Die Verfügungsklägerin kann auch nicht mit Erfolg geltend machen, es sei zu erwarten bzw. zumindest bestehe die Gefahr, A könne die Übersendung des an die Verfügungsklägerin gerichteten Anfrageschreibens als Abmahnung ihres Unternehmens verstehen. Unabhängig davon, ob A eine eigene Patentabteilung unterhält oder nicht, ist sie, wie auch die Verfügungsklägerin, ein einschlägig tätiges Fachunternehmen, an dessen Verständnishorizont nicht dieselben geringen Maßstäbe angelegt werden dürfen wie an den im Umgang mit gewerblichen Schutzrechten in aller Regel unerfahrenen privaten Endverbraucher.
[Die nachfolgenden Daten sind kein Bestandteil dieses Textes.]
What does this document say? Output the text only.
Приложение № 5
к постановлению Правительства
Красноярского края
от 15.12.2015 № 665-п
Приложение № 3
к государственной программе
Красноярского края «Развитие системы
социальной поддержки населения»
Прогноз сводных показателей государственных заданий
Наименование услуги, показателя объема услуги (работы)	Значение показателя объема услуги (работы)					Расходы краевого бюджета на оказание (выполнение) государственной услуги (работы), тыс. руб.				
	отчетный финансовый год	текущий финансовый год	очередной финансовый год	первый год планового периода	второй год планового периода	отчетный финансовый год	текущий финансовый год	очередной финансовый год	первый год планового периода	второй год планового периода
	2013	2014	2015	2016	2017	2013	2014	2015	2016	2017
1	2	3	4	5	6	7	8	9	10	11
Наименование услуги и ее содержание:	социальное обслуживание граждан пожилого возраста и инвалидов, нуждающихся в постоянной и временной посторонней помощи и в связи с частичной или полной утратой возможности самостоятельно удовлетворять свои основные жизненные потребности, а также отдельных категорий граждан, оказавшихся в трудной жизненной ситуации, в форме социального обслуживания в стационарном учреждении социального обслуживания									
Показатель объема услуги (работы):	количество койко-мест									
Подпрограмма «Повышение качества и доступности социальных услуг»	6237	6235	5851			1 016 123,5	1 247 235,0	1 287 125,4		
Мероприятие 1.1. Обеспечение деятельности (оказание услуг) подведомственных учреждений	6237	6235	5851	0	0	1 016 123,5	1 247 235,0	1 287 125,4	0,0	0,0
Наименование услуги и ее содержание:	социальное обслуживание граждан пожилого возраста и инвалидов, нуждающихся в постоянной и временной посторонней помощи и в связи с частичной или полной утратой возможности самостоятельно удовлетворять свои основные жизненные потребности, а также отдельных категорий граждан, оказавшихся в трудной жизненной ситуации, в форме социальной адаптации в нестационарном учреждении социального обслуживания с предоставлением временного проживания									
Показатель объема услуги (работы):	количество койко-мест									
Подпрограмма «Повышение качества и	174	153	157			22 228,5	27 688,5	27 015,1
Von Fachunternehmen muss vielmehr erwartet werden, dass sie eine Berechtigungsanfrage von einer Abmahnung unterscheiden und auch sachgerecht darauf reagieren können.

b)

Das Schreiben hat für die Empfängerin A auch keinen irreführenden Inhalt.

aa)

Soweit die Verfügungsklägerin geltend macht, die Verfügungsbeklagte habe in dem Schreiben nicht berücksichtigt, dass das Gebrauchsmuster einen engeren Schutzumfang als das Patent habe, hat bereits das Landgericht zutreffend darauf hingewiesen, dass im Zeitpunkt der Absendung des Schreibens am 13. Juli 2011 die Schutzansprüche des Gebrauchsmusters noch in der ursprünglich eingetragenen Form bestanden und erst mit Schreiben vom 29. Juli 2011 eingeschränkt worden sind.

bb)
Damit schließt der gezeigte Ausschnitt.